In the competitive mobile phone market companies want to understand sales data of mobile phones and the factors which drive the prices. The objective is to find out some relation between the features of a mobile phone(e.g.:- RAM, Internal Memory, etc.) and its selling price. In this problem, we do not have to predict the actual price but a price range indicating how high the price is.

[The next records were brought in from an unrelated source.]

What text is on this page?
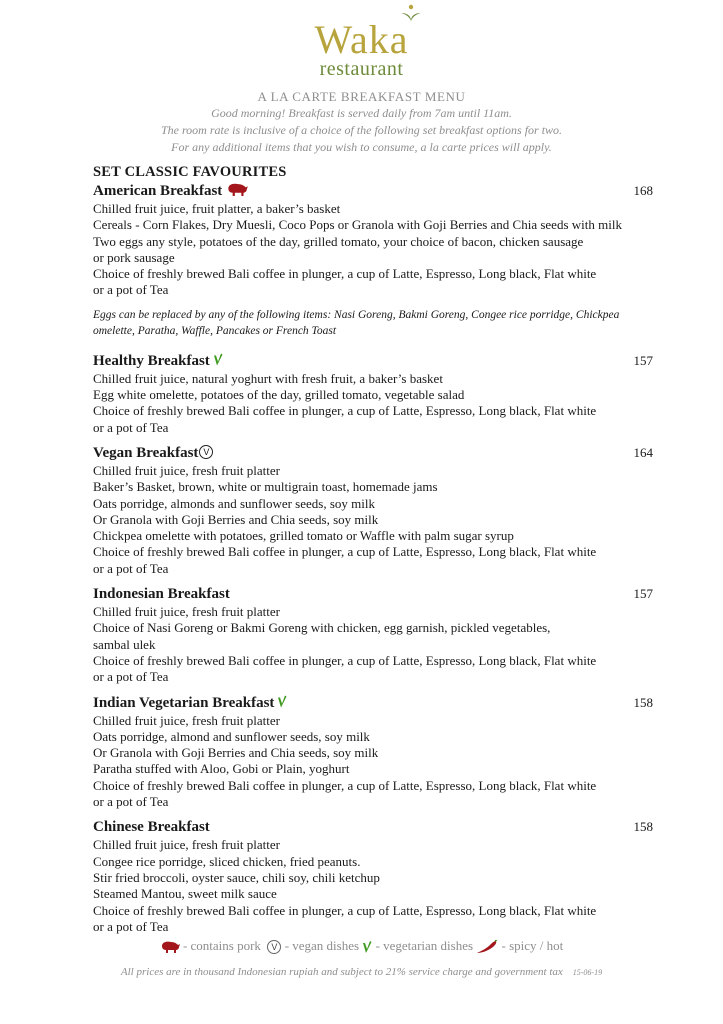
Waka
restaurant
A LA CARTE BREAKFAST MENU
Good morning! Breakfast is served daily from 7am until 11am.
The room rate is inclusive of a choice of the following set breakfast options for two.
For any additional items that you wish to consume, a la carte prices will apply.
SET CLASSIC FAVOURITES
American Breakfast	168
Chilled fruit juice, fruit platter, a baker’s basket
Cereals - Corn Flakes, Dry Muesli, Coco Pops or Granola with Goji Berries and Chia seeds with milk
Two eggs any style, potatoes of the day, grilled tomato, your choice of bacon, chicken sausage
or pork sausage
Choice of freshly brewed Bali coffee in plunger, a cup of Latte, Espresso, Long black, Flat white
or a pot of Tea
Eggs can be replaced by any of the following items: Nasi Goreng, Bakmi Goreng, Congee rice porridge, Chickpea omelette, Paratha, Waffle, Pancakes or French Toast
Healthy Breakfast	157
Chilled fruit juice, natural yoghurt with fresh fruit, a baker’s basket
Egg white omelette, potatoes of the day, grilled tomato, vegetable salad
Choice of freshly brewed Bali coffee in plunger, a cup of Latte, Espresso, Long black, Flat white
or a pot of Tea
Vegan Breakfast V	164
Chilled fruit juice, fresh fruit platter
Baker’s Basket, brown, white or multigrain toast, homemade jams
Oats porridge, almonds and sunflower seeds, soy milk
Or Granola with Goji Berries and Chia seeds, soy milk
Chickpea omelette with potatoes, grilled tomato or Waffle with palm sugar syrup
Choice of freshly brewed Bali coffee in plunger, a cup of Latte, Espresso, Long black, Flat white
or a pot of Tea
Indonesian Breakfast	157
Chilled fruit juice, fresh fruit platter
Choice of Nasi Goreng or Bakmi Goreng with chicken, egg garnish, pickled vegetables,
sambal ulek
Choice of freshly brewed Bali coffee in plunger, a cup of Latte, Espresso, Long black, Flat white
or a pot of Tea
Indian Vegetarian Breakfast	158
Chilled fruit juice, fresh fruit platter
Oats porridge, almond and sunflower seeds, soy milk
Or Granola with Goji Berries and Chia seeds, soy milk
Paratha stuffed with Aloo, Gobi or Plain, yoghurt
Choice of freshly brewed Bali coffee in plunger, a cup of Latte, Espresso, Long black, Flat white
or a pot of Tea
Chinese Breakfast	158
Chilled fruit juice, fresh fruit platter
Congee rice porridge, sliced chicken, fried peanuts.
Stir fried broccoli, oyster sauce, chili soy, chili ketchup
Steamed Mantou, sweet milk sauce
Choice of freshly brewed Bali coffee in plunger, a cup of Latte, Espresso, Long black, Flat white
or a pot of Tea
- contains pork V - vegan dishes - vegetarian dishes - spicy / hot
All prices are in thousand Indonesian rupiah and subject to 21% service charge and government tax 15-06-19
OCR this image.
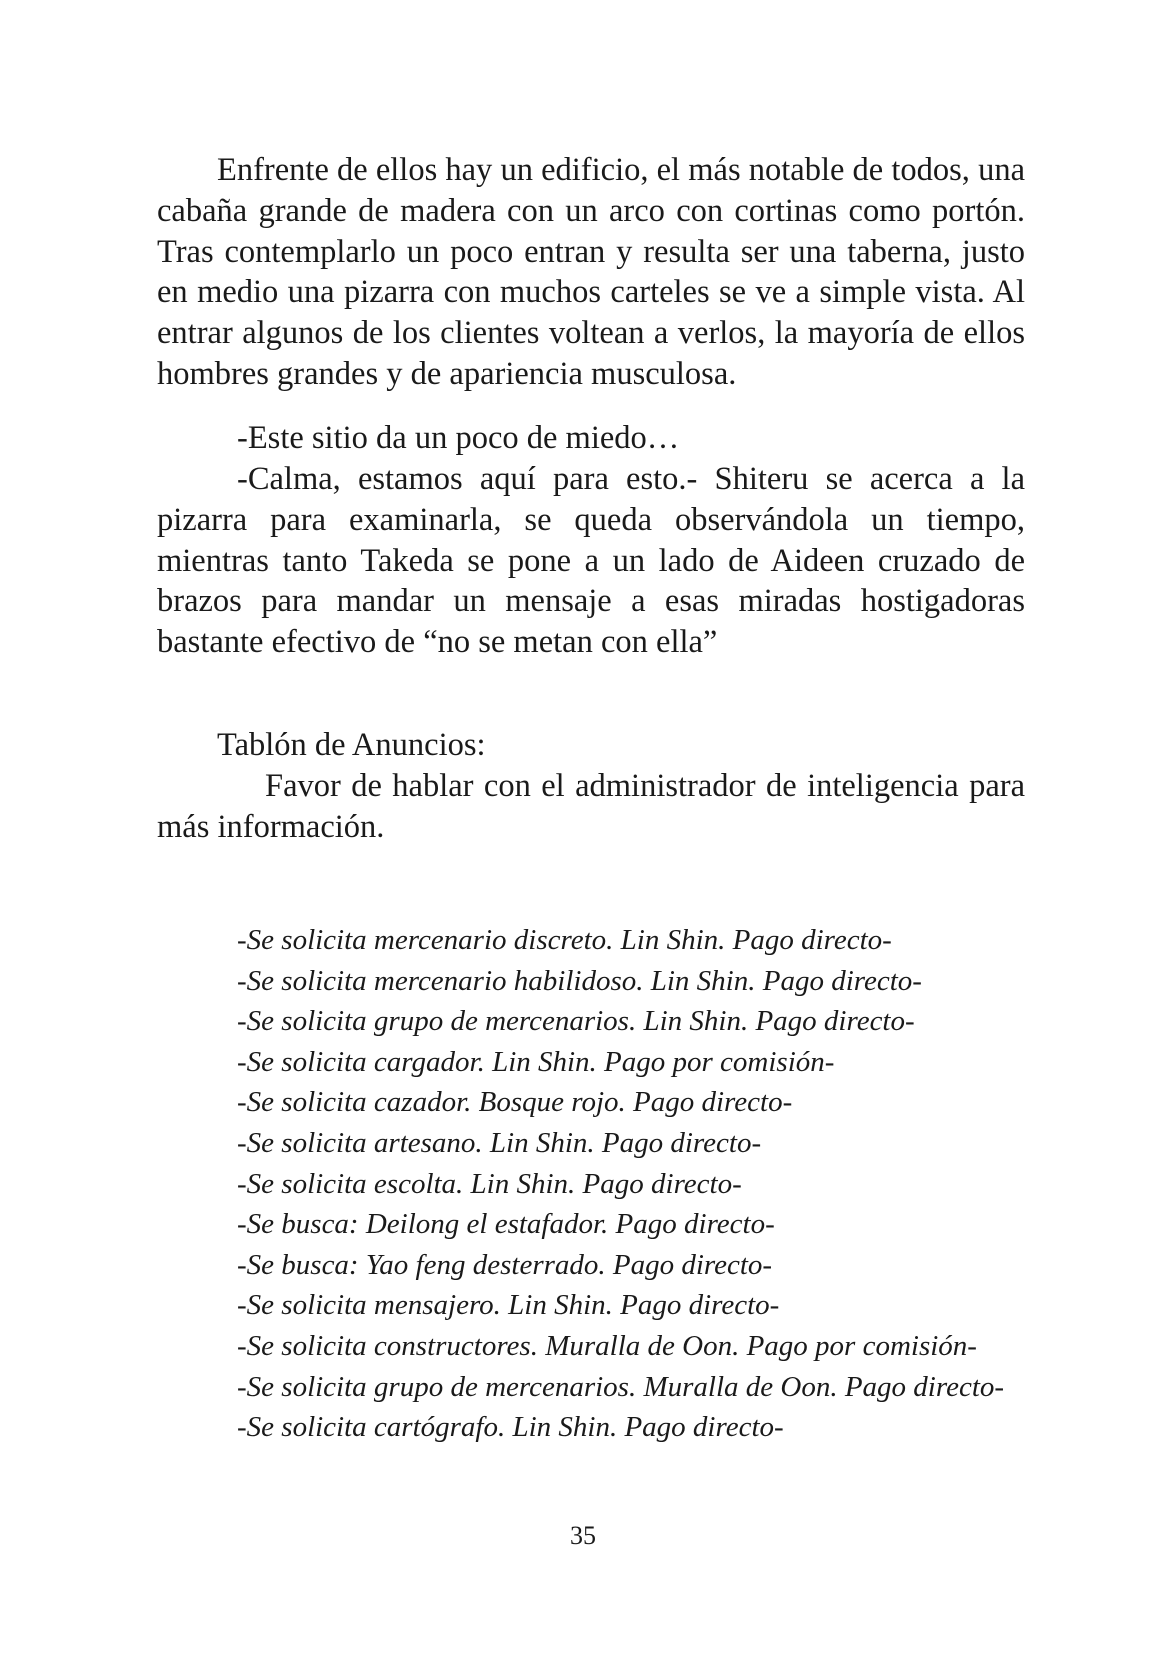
Enfrente de ellos hay un edificio, el más notable de todos, una cabaña grande de madera con un arco con cortinas como portón. Tras contemplarlo un poco entran y resulta ser una taberna, justo en medio una pizarra con muchos carteles se ve a simple vista. Al entrar algunos de los clientes voltean a verlos, la mayoría de ellos hombres grandes y de apariencia musculosa.

-Este sitio da un poco de miedo…

-Calma, estamos aquí para esto.- Shiteru se acerca a la pizarra para examinarla, se queda observándola un tiempo, mientras tanto Takeda se pone a un lado de Aideen cruzado de brazos para mandar un mensaje a esas miradas hostigadoras bastante efectivo de “no se metan con ella”

Tablón de Anuncios:

Favor de hablar con el administrador de inteligencia para más información.

-Se solicita mercenario discreto. Lin Shin. Pago directo-
-Se solicita mercenario habilidoso. Lin Shin. Pago directo-
-Se solicita grupo de mercenarios. Lin Shin. Pago directo-
-Se solicita cargador. Lin Shin. Pago por comisión-
-Se solicita cazador. Bosque rojo. Pago directo-
-Se solicita artesano. Lin Shin. Pago directo-
-Se solicita escolta. Lin Shin. Pago directo-
-Se busca: Deilong el estafador. Pago directo-
-Se busca: Yao feng desterrado. Pago directo-
-Se solicita mensajero. Lin Shin. Pago directo-
-Se solicita constructores. Muralla de Oon. Pago por comisión-
-Se solicita grupo de mercenarios. Muralla de Oon. Pago directo-
-Se solicita cartógrafo. Lin Shin. Pago directo-
35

📱This notebook includes the following:
- Preprocessing
- Data cleaning
- Exploratory data analysis (EDA)
- Preparing the data to train a model
- Training and making predictions using various classification models
- Model evaluation
- Model Explainability
Battery_power - Total energy a battery can store in one time measured in mAh
Blue - Has Bluetooth or not
Clock_speed - speed at which microprocessor executes instructions
Dual_sim - Has dual sim support or not
Fc - Front Camera megapixels
Four_g - Has 4G or not
Int_memory - Internal Memory in Gigabytes
M_dep - Mobile Depth in cm
Mobile_wt - Weight of mobile phone
N_cores - Number of cores of processor
Pc - Primary Camera megapixels
Px_heig Px_height - Pixel Resolution Height
Px_width - Pixel Resolution Width
Ram - Random Access Memory in MegaBytes
Sc_h - Screen Height of mobile in cm
Sc_w - Screen Width of mobile in cm
Talk_time - longest time that a single battery charge will last
Three_g - Has 3G or not
Touch_screen - Has touch screen or not
Wifi - Has wifi or not
Price_range - This is the target variable with values of 0(low cost), 1 (medium cost), 2(high cost) and 3(very high cost).
-
K Nearest Neighbour
-
Naive Bayes Classifier(Gaussian Naive Bayes)
-
Decision Tree Classifier
-
Random Forest Classifier
-
Extreme Gradient Boosting Classifier
-
Clock speed , front camera , pixel height and screen width are right skewed distributed. Other variables are not skewed.
-
1010 have bluethooth while 990 do not have bluetooth.(50% have bluetooth)
-
1019 mobile phones are dual sim while 981 are single sim (50% are dual sim phones).
-
1043 are 4g devices while 957 devices do not support 4g (52% devices support 4g)
-
1523 are 3g devices while in 477 devices 3g is not supported (More than 75% devices support 3g).
-
1006 are touch screen phones while 994 are keypad phones. (50% are touch screen).
-
1014 devices support wifi while 986 devices do not support wifi (Wifi is avaiilable on half of the devices).
-
All the processors have equal number of devices (No of cores are eually distributed, from 12-13% for all cores).
-
Price_range have equal distribution (each price range from low to very high have equal numbers of records). Hence it is perfectly balanced dataset.
-
Here front caamera has some outliers but other outliers are not seen much.
-
Battery power do not affect the price range much.
-
Ram is highly affecting the price of mobile.
-
Non bluetooth mobile phones with higher price are less in number but phones with bluetooh are available in all price range.
-
Phones without double sim have low price while phones with double sim are available in all price range.
-
Prices of non 4g phones are lower but price of 4g phones are ranges from low to very high.
-
There are larger number of 3g phones but their prices do not vary much.
-
Touch screen phones are available in all price range.
-
Phones with wifi facility are available in all price range.
-
If primary camera quality is good then front camera quality is also good.
-
When the device is not 3g then there is no record that it is 4g. Hence it is neccesary for a 4g mobile phone that it must be 3g.
-
If there is low pixel pixel width then pixel height can be low but cannot be high. There can be lower pixel heights at high pixel width.
Among all the models implemented, XGBoost classifier is performing the best since it gives highest accuracy for train and test dataset. Hence to deploy the model, XGB can be used for final prediction of mobile price range.